During Caesar's conquest of Gaul he ended up taking a slew of hostages from a large number of tribes, how exactly did the system work?

by SubTachyon

I know there is a question like this one that has already been answered here but I'd like to know more details. What's the typical number of hostages a tribe would send? Who were they? Members of the nobility? Their children? Would they follow Caesar around on his campaigns or would they be stashed somewhere in Italy? How were they treated? What would happen to them if the tribe ended up crossing Caesar or Rome?

CarmenEtTerror

We don't know a lot of the details, but Roman hostage would generally be younger, kept in Italy, and treated well. The exchange of hostages was a treaty provision and the details would have been negotiated like anything else. I can't think of any particularly well-attested Gallic hostages, but there are a few well-known others.

The practice of taking diplomatic hostages generally assumes a few things:

  1. The hostages are someone you'll regret losing.
  2. The hostages will return unless the treaty is violated.
  3. The hostages will be treated well until they're returned or executed.
  4. It is commonly believed that the hostages would be educated in a Roman household to instill a pro-Roman view, which would come in handy when they were back home and running the government. Caesar doesn't mention this explicitly, but he's well aware of the benefits of soft power, mentioning that the southern Gauls were the easiest to subdue because they had already adopted so much of Roman culture.

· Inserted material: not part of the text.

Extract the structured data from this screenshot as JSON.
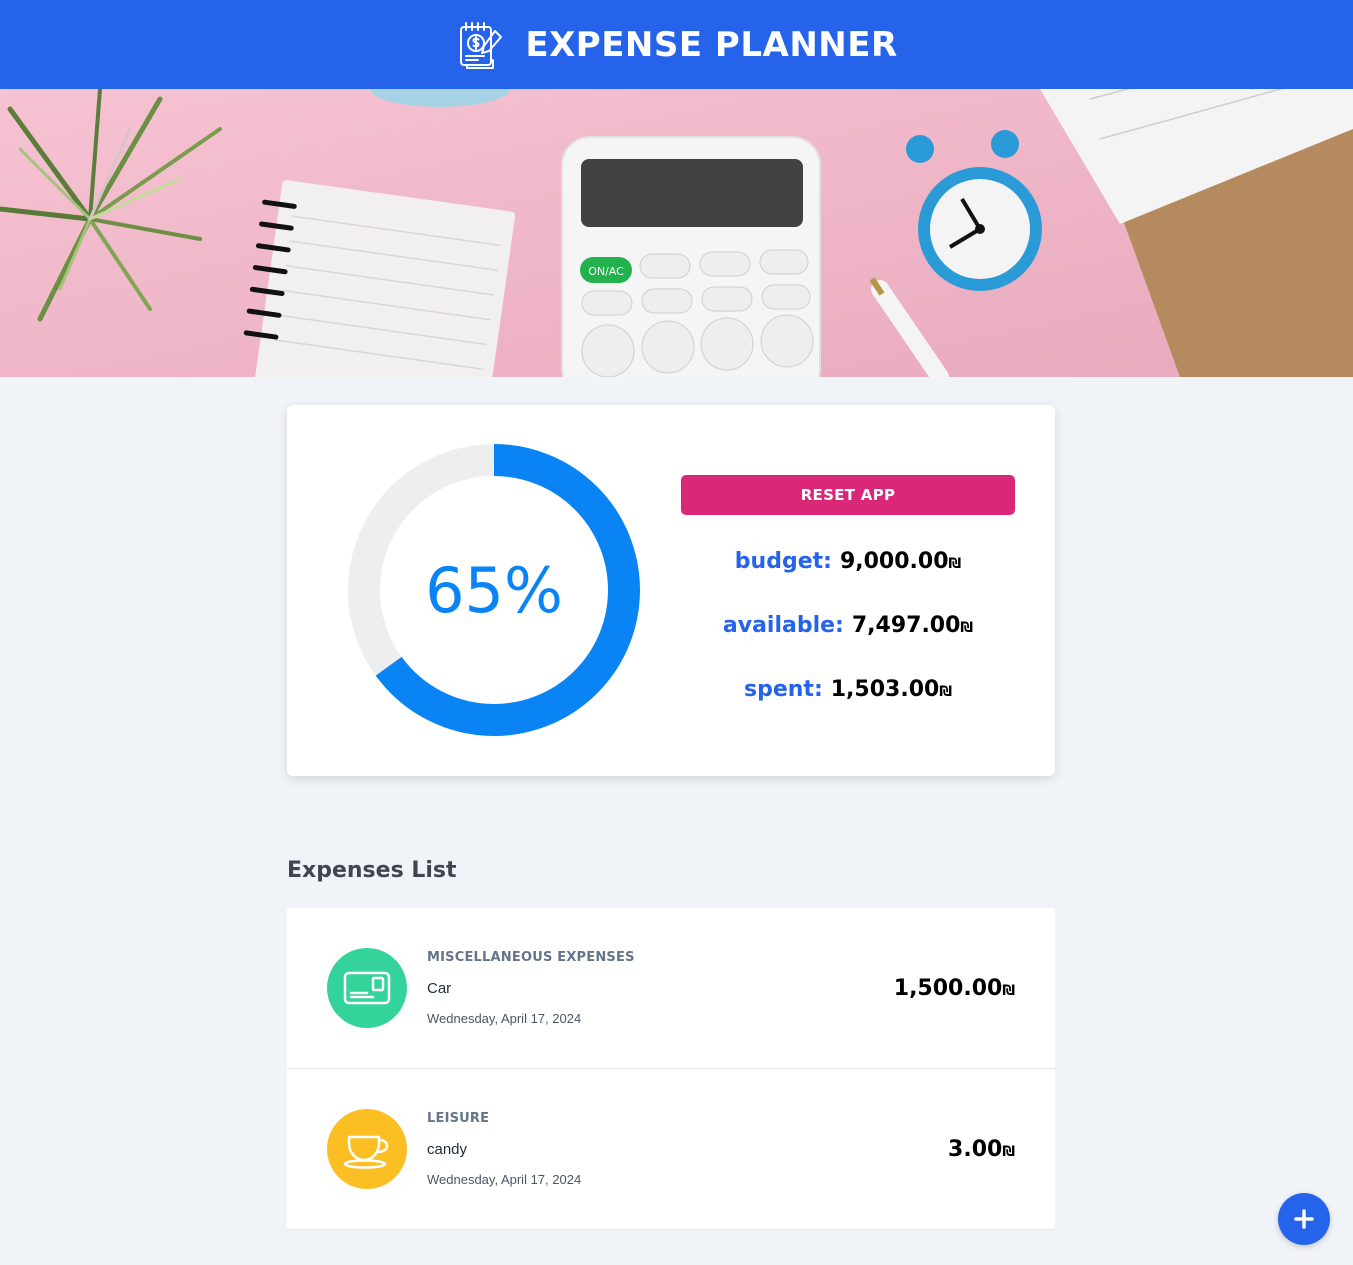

That said, 'hostage' is a big category and the two most famous examples don't really fit the above scheme.

Polybius, the historian, was taken with about 1,000 other Achaeans around 168 BCE after the battle of Pydna. He was around 30. The group of hostages was held in Italy until 150, though by that point Polybius had befriended Scipio Aemilianus and had probably accompanied him out of Italy. After the destruction of Carthage and Corinth in 146, he spent a few years as an independent but pro-Roman agent in Greece before touring the eastern Mediterranean. He wrote a history of Rome in Greek for an eastern audience sometime between the last part of his 'captivity' and his death around 118.

It's probably a stretch to call Herod Agrippa a hostage, but he was the child of a Roman dependency's monarch who was held in Rome during his minority. He was a close friend of the imperial household and educated with Tiberius' son Drusus, but after Drusus' death he fled Rome to escape his creditors. Eventually he took the throne of Judaea.